Israël s’est engagé, au terme de cette trêve, à « poursuivre » les combats contre le Hamas, classé organisation terroriste par les États-Unis, l’Union européenne et Israël.

PHOTO IBRAHEEM ABU MUSTAFA, REUTERS

L’armée israélienne considère le nord de la bande de Gaza, d’où ont fui des centaines de milliers de Palestiniens vers le sud, comme une zone de combat.

« Prendre le contrôle du nord de la bande de Gaza est la première étape d’une longue guerre et nous nous préparons pour les prochaines phases », a déclaré le porte-parole de l’armée, Daniel Hagari.

« Voir […] tous les visages des 24 otages libérés ce soir nous remplit de soulagement, mais cela renforce aussi notre détermination, cela nous rappelle pour qui nous nous battons et que nous ne nous arrêterons pas avant que chacun de nos otages ne soit rentré chez lui », a-t-il également affirmé.

PHOTO MOHAMMED ABED, AGENCE FRANCE-PRESSE

Un garçon palestinien tient un prospectus israélien, avertissant les citoyens de Gaza de ne pas retourner dans le nord de la bande.

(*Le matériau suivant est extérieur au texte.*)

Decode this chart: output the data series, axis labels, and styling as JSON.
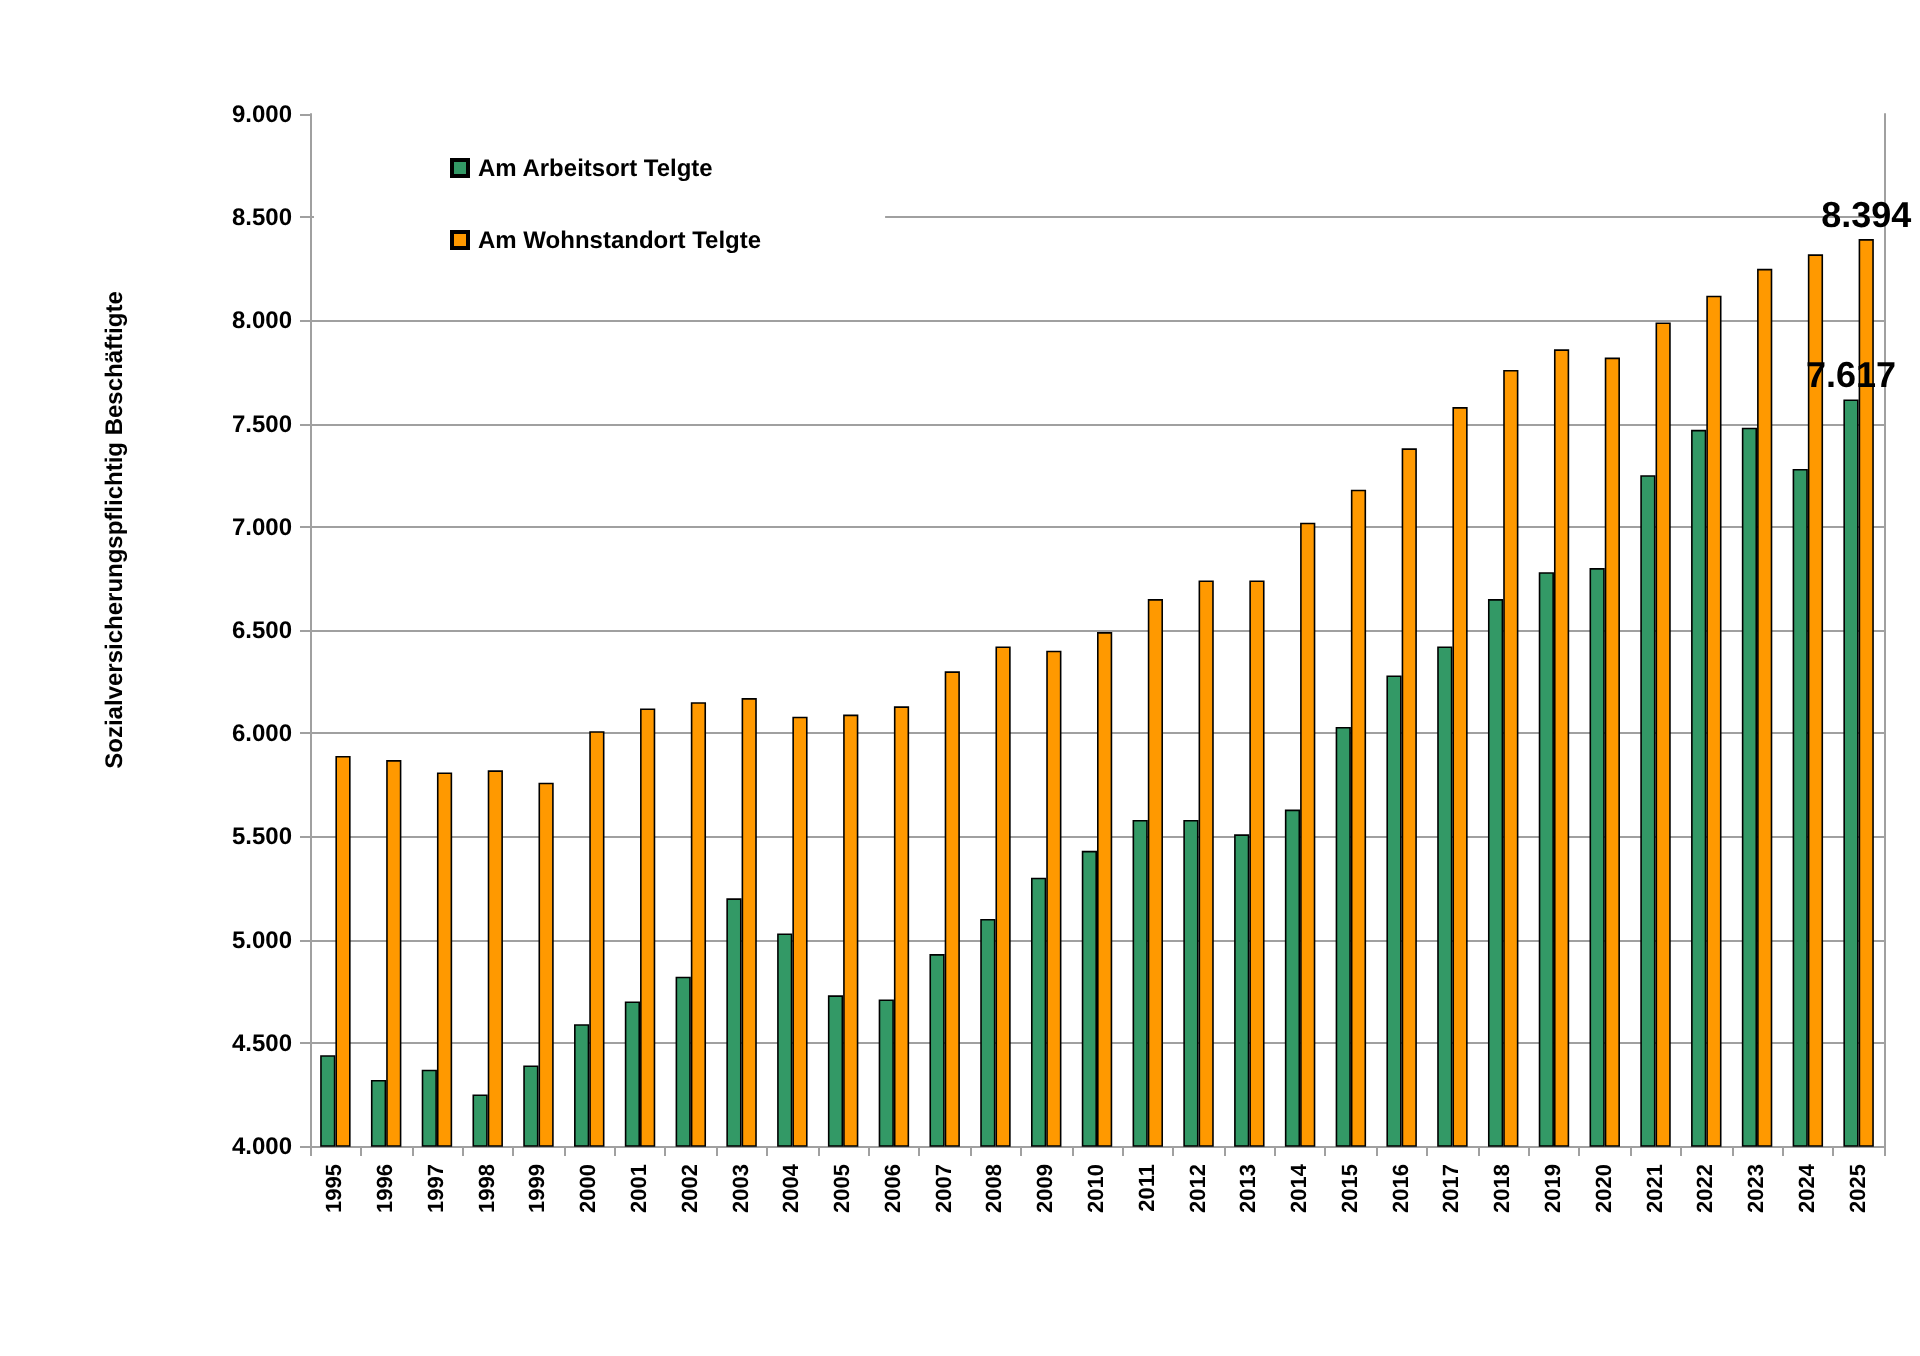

Le chef du Hamas en exil au Qatar, Ismaïl Haniyeh, a affirmé vendredi que « l’ennemi a fait le pari de récupérer les otages grâce au canon de ses fusils, aux tueries et au génocide » mais « qu’après 50 jours de crimes et d’horreur, l’ennemi a dû se plier aux conditions de la résistance » (le Hamas, NDLR).  

200 camions humanitaires

Israël a placé depuis le 9 octobre le territoire, déjà soumis à un blocus israélien depuis 2007, en état de « siège complet », coupant les livraisons d’électricité, d’eau, de nourriture, de médicaments et de carburant.

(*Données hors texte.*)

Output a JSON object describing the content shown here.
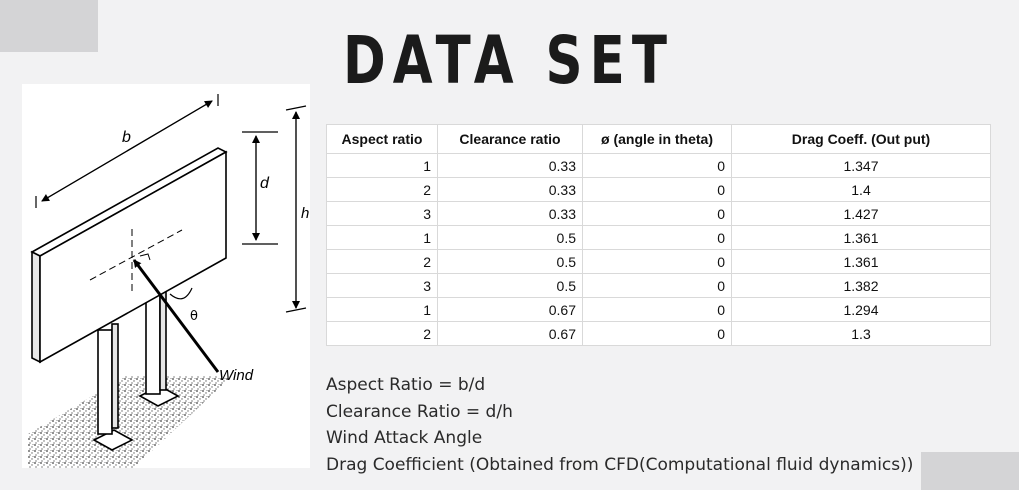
{
  "title": "DATA SET",
  "diagram": {
    "label_b": "b",
    "label_d": "d",
    "label_h": "h",
    "label_theta": "θ",
    "label_wind": "Wind"
  },
  "table": {
    "headers": [
      "Aspect ratio",
      "Clearance ratio",
      "ø (angle in theta)",
      "Drag Coeff. (Out put)"
    ],
    "rows": [
      [
        "1",
        "0.33",
        "0",
        "1.347"
      ],
      [
        "2",
        "0.33",
        "0",
        "1.4"
      ],
      [
        "3",
        "0.33",
        "0",
        "1.427"
      ],
      [
        "1",
        "0.5",
        "0",
        "1.361"
      ],
      [
        "2",
        "0.5",
        "0",
        "1.361"
      ],
      [
        "3",
        "0.5",
        "0",
        "1.382"
      ],
      [
        "1",
        "0.67",
        "0",
        "1.294"
      ],
      [
        "2",
        "0.67",
        "0",
        "1.3"
      ]
    ]
  },
  "notes": [
    "Aspect Ratio = b/d",
    "Clearance Ratio = d/h",
    "Wind Attack Angle",
    "Drag Coefficient (Obtained from CFD(Computational fluid dynamics))"
  ],
  "colors": {
    "background": "#f2f2f3",
    "corner_block": "#d4d4d6",
    "title": "#1b1b1b"
  }
}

La trêve doit permettre l’entrée d’un plus grand nombre de convois d’aide dans le petit territoire surpeuplé où, selon l’ONU, 1,7 million des 2,4 millions d’habitants ont été déplacés par la guerre.

PHOTO AMMAR AWAD, REUTERS

Israël s’est engagé, au terme de cette trêve, à « poursuivre » les combats contre le Hamas.

Vendredi, 200 camions chargés d’aide sont entrés à Gaza, selon le service du ministère de la Défense israélien chargé des affaires civiles à Gaza. Il s’agit du « plus gros convoi humanitaire » depuis le début de la guerre, a souligné l’agence des Nations unies chargée de la coordination humanitaire (Ocha).

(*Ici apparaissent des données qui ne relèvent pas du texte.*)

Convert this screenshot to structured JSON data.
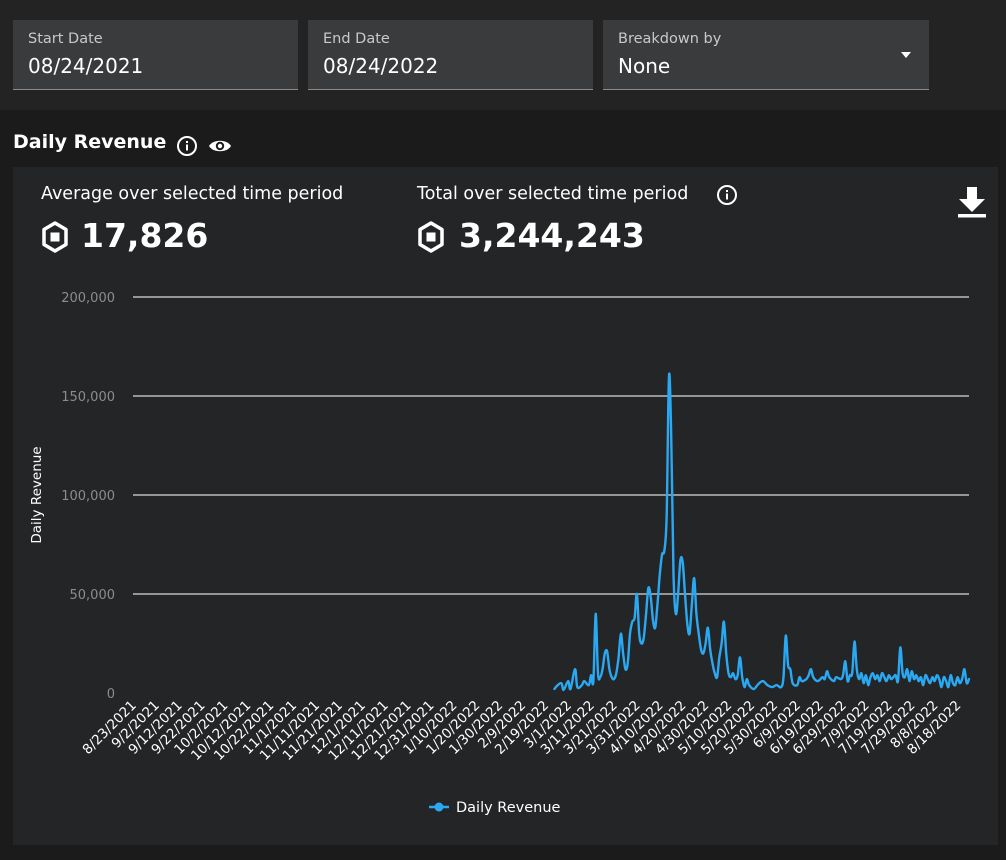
{
  "filters": {
    "start_date": {
      "label": "Start Date",
      "value": "08/24/2021"
    },
    "end_date": {
      "label": "End Date",
      "value": "08/24/2022"
    },
    "breakdown": {
      "label": "Breakdown by",
      "value": "None"
    }
  },
  "section": {
    "title": "Daily Revenue"
  },
  "stats": {
    "average": {
      "label": "Average over selected time period",
      "value": "17,826"
    },
    "total": {
      "label": "Total over selected time period",
      "value": "3,244,243"
    }
  },
  "icons": {
    "info": "info-icon",
    "visibility": "eye-icon",
    "currency": "robux-icon",
    "download": "download-icon"
  },
  "colors": {
    "series": "#2aa8f2",
    "background": "#232527"
  },
  "chart_data": {
    "type": "line",
    "ylabel": "Daily Revenue",
    "ylim": [
      0,
      200000
    ],
    "y_ticks": [
      "0",
      "50,000",
      "100,000",
      "150,000",
      "200,000"
    ],
    "y_tick_values": [
      0,
      50000,
      100000,
      150000,
      200000
    ],
    "x_ticks": [
      "8/23/2021",
      "9/2/2021",
      "9/12/2021",
      "9/22/2021",
      "10/2/2021",
      "10/12/2021",
      "10/22/2021",
      "11/1/2021",
      "11/11/2021",
      "11/21/2021",
      "12/1/2021",
      "12/11/2021",
      "12/21/2021",
      "12/31/2021",
      "1/10/2022",
      "1/20/2022",
      "1/30/2022",
      "2/9/2022",
      "2/19/2022",
      "3/1/2022",
      "3/11/2022",
      "3/21/2022",
      "3/31/2022",
      "4/10/2022",
      "4/20/2022",
      "4/30/2022",
      "5/10/2022",
      "5/20/2022",
      "5/30/2022",
      "6/9/2022",
      "6/19/2022",
      "6/29/2022",
      "7/9/2022",
      "7/19/2022",
      "7/29/2022",
      "8/8/2022",
      "8/18/2022"
    ],
    "x_range": [
      "8/23/2021",
      "8/23/2022"
    ],
    "grid": true,
    "legend": "bottom-center",
    "series": [
      {
        "name": "Daily Revenue",
        "color": "#2aa8f2",
        "points": [
          [
            "2/23/2022",
            2000
          ],
          [
            "2/24/2022",
            3500
          ],
          [
            "2/26/2022",
            5000
          ],
          [
            "2/27/2022",
            1500
          ],
          [
            "3/1/2022",
            6000
          ],
          [
            "3/2/2022",
            2000
          ],
          [
            "3/4/2022",
            12000
          ],
          [
            "3/5/2022",
            3000
          ],
          [
            "3/7/2022",
            4000
          ],
          [
            "3/8/2022",
            6000
          ],
          [
            "3/10/2022",
            4000
          ],
          [
            "3/11/2022",
            9000
          ],
          [
            "3/12/2022",
            6000
          ],
          [
            "3/13/2022",
            40000
          ],
          [
            "3/14/2022",
            10000
          ],
          [
            "3/15/2022",
            8000
          ],
          [
            "3/16/2022",
            12000
          ],
          [
            "3/17/2022",
            20000
          ],
          [
            "3/18/2022",
            21000
          ],
          [
            "3/19/2022",
            12000
          ],
          [
            "3/20/2022",
            8000
          ],
          [
            "3/21/2022",
            7000
          ],
          [
            "3/22/2022",
            10000
          ],
          [
            "3/23/2022",
            18000
          ],
          [
            "3/24/2022",
            30000
          ],
          [
            "3/25/2022",
            20000
          ],
          [
            "3/26/2022",
            12000
          ],
          [
            "3/27/2022",
            15000
          ],
          [
            "3/28/2022",
            30000
          ],
          [
            "3/29/2022",
            36000
          ],
          [
            "3/30/2022",
            38000
          ],
          [
            "3/31/2022",
            50000
          ],
          [
            "4/1/2022",
            30000
          ],
          [
            "4/2/2022",
            25000
          ],
          [
            "4/3/2022",
            28000
          ],
          [
            "4/4/2022",
            40000
          ],
          [
            "4/5/2022",
            53000
          ],
          [
            "4/6/2022",
            49000
          ],
          [
            "4/7/2022",
            37000
          ],
          [
            "4/8/2022",
            33000
          ],
          [
            "4/9/2022",
            45000
          ],
          [
            "4/10/2022",
            60000
          ],
          [
            "4/11/2022",
            70000
          ],
          [
            "4/12/2022",
            72000
          ],
          [
            "4/13/2022",
            90000
          ],
          [
            "4/14/2022",
            160000
          ],
          [
            "4/15/2022",
            130000
          ],
          [
            "4/16/2022",
            60000
          ],
          [
            "4/17/2022",
            40000
          ],
          [
            "4/18/2022",
            50000
          ],
          [
            "4/19/2022",
            67000
          ],
          [
            "4/20/2022",
            66000
          ],
          [
            "4/21/2022",
            50000
          ],
          [
            "4/22/2022",
            35000
          ],
          [
            "4/23/2022",
            30000
          ],
          [
            "4/24/2022",
            45000
          ],
          [
            "4/25/2022",
            58000
          ],
          [
            "4/26/2022",
            40000
          ],
          [
            "4/27/2022",
            30000
          ],
          [
            "4/28/2022",
            22000
          ],
          [
            "4/29/2022",
            20000
          ],
          [
            "4/30/2022",
            25000
          ],
          [
            "5/1/2022",
            33000
          ],
          [
            "5/2/2022",
            22000
          ],
          [
            "5/3/2022",
            15000
          ],
          [
            "5/4/2022",
            10000
          ],
          [
            "5/5/2022",
            8000
          ],
          [
            "5/6/2022",
            18000
          ],
          [
            "5/7/2022",
            25000
          ],
          [
            "5/8/2022",
            36000
          ],
          [
            "5/9/2022",
            20000
          ],
          [
            "5/10/2022",
            10000
          ],
          [
            "5/11/2022",
            8000
          ],
          [
            "5/12/2022",
            10000
          ],
          [
            "5/13/2022",
            7000
          ],
          [
            "5/14/2022",
            9000
          ],
          [
            "5/15/2022",
            18000
          ],
          [
            "5/16/2022",
            8000
          ],
          [
            "5/17/2022",
            3000
          ],
          [
            "5/18/2022",
            7000
          ],
          [
            "5/19/2022",
            4000
          ],
          [
            "5/21/2022",
            2000
          ],
          [
            "5/23/2022",
            4500
          ],
          [
            "5/25/2022",
            6000
          ],
          [
            "5/27/2022",
            4000
          ],
          [
            "5/29/2022",
            3000
          ],
          [
            "5/31/2022",
            4000
          ],
          [
            "6/2/2022",
            3000
          ],
          [
            "6/3/2022",
            8000
          ],
          [
            "6/4/2022",
            29000
          ],
          [
            "6/5/2022",
            14000
          ],
          [
            "6/6/2022",
            12000
          ],
          [
            "6/7/2022",
            5000
          ],
          [
            "6/9/2022",
            4000
          ],
          [
            "6/10/2022",
            8000
          ],
          [
            "6/11/2022",
            6000
          ],
          [
            "6/13/2022",
            7000
          ],
          [
            "6/14/2022",
            9000
          ],
          [
            "6/15/2022",
            12000
          ],
          [
            "6/16/2022",
            8000
          ],
          [
            "6/18/2022",
            6000
          ],
          [
            "6/20/2022",
            8000
          ],
          [
            "6/21/2022",
            7000
          ],
          [
            "6/22/2022",
            11000
          ],
          [
            "6/23/2022",
            8000
          ],
          [
            "6/25/2022",
            6000
          ],
          [
            "6/26/2022",
            8000
          ],
          [
            "6/28/2022",
            7000
          ],
          [
            "6/29/2022",
            9000
          ],
          [
            "6/30/2022",
            16000
          ],
          [
            "7/1/2022",
            6000
          ],
          [
            "7/2/2022",
            9000
          ],
          [
            "7/3/2022",
            10000
          ],
          [
            "7/4/2022",
            26000
          ],
          [
            "7/5/2022",
            12000
          ],
          [
            "7/6/2022",
            7000
          ],
          [
            "7/7/2022",
            10000
          ],
          [
            "7/8/2022",
            5000
          ],
          [
            "7/9/2022",
            9000
          ],
          [
            "7/10/2022",
            4000
          ],
          [
            "7/11/2022",
            8000
          ],
          [
            "7/12/2022",
            10000
          ],
          [
            "7/13/2022",
            7000
          ],
          [
            "7/14/2022",
            9000
          ],
          [
            "7/15/2022",
            6000
          ],
          [
            "7/16/2022",
            10000
          ],
          [
            "7/17/2022",
            8000
          ],
          [
            "7/18/2022",
            6000
          ],
          [
            "7/19/2022",
            9000
          ],
          [
            "7/20/2022",
            7000
          ],
          [
            "7/21/2022",
            8000
          ],
          [
            "7/22/2022",
            9000
          ],
          [
            "7/23/2022",
            6000
          ],
          [
            "7/24/2022",
            23000
          ],
          [
            "7/25/2022",
            10000
          ],
          [
            "7/26/2022",
            8000
          ],
          [
            "7/27/2022",
            12000
          ],
          [
            "7/28/2022",
            6000
          ],
          [
            "7/29/2022",
            11000
          ],
          [
            "7/30/2022",
            7000
          ],
          [
            "7/31/2022",
            9000
          ],
          [
            "8/1/2022",
            6000
          ],
          [
            "8/2/2022",
            8000
          ],
          [
            "8/3/2022",
            4000
          ],
          [
            "8/4/2022",
            9000
          ],
          [
            "8/5/2022",
            7000
          ],
          [
            "8/6/2022",
            5000
          ],
          [
            "8/7/2022",
            8000
          ],
          [
            "8/8/2022",
            6000
          ],
          [
            "8/9/2022",
            9000
          ],
          [
            "8/10/2022",
            7000
          ],
          [
            "8/11/2022",
            3000
          ],
          [
            "8/12/2022",
            8000
          ],
          [
            "8/13/2022",
            6000
          ],
          [
            "8/14/2022",
            3000
          ],
          [
            "8/15/2022",
            9000
          ],
          [
            "8/16/2022",
            5000
          ],
          [
            "8/17/2022",
            4000
          ],
          [
            "8/18/2022",
            8000
          ],
          [
            "8/19/2022",
            5000
          ],
          [
            "8/20/2022",
            7000
          ],
          [
            "8/21/2022",
            12000
          ],
          [
            "8/22/2022",
            5000
          ],
          [
            "8/23/2022",
            7000
          ]
        ]
      }
    ]
  }
}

En outre, 129 000 litres de carburant ont pu passer la frontière vers Gaza, selon l’Ocha.

Mais la trêve reste « insuffisante » pour faire entrer l’aide nécessaire, ont souligné des ONG internationales, réclamant un véritable cessez-le-feu.

PHOTO SAID KHATIB, AGENCE FRANCE-PRESSE

La trêve doit permettre l’entrée d’un plus grand nombre de convois d’aide dans le petit territoire surpeuplé où, selon l’ONU, 1,7 million des 2,4 millions d’habitants ont été déplacés par la guerre.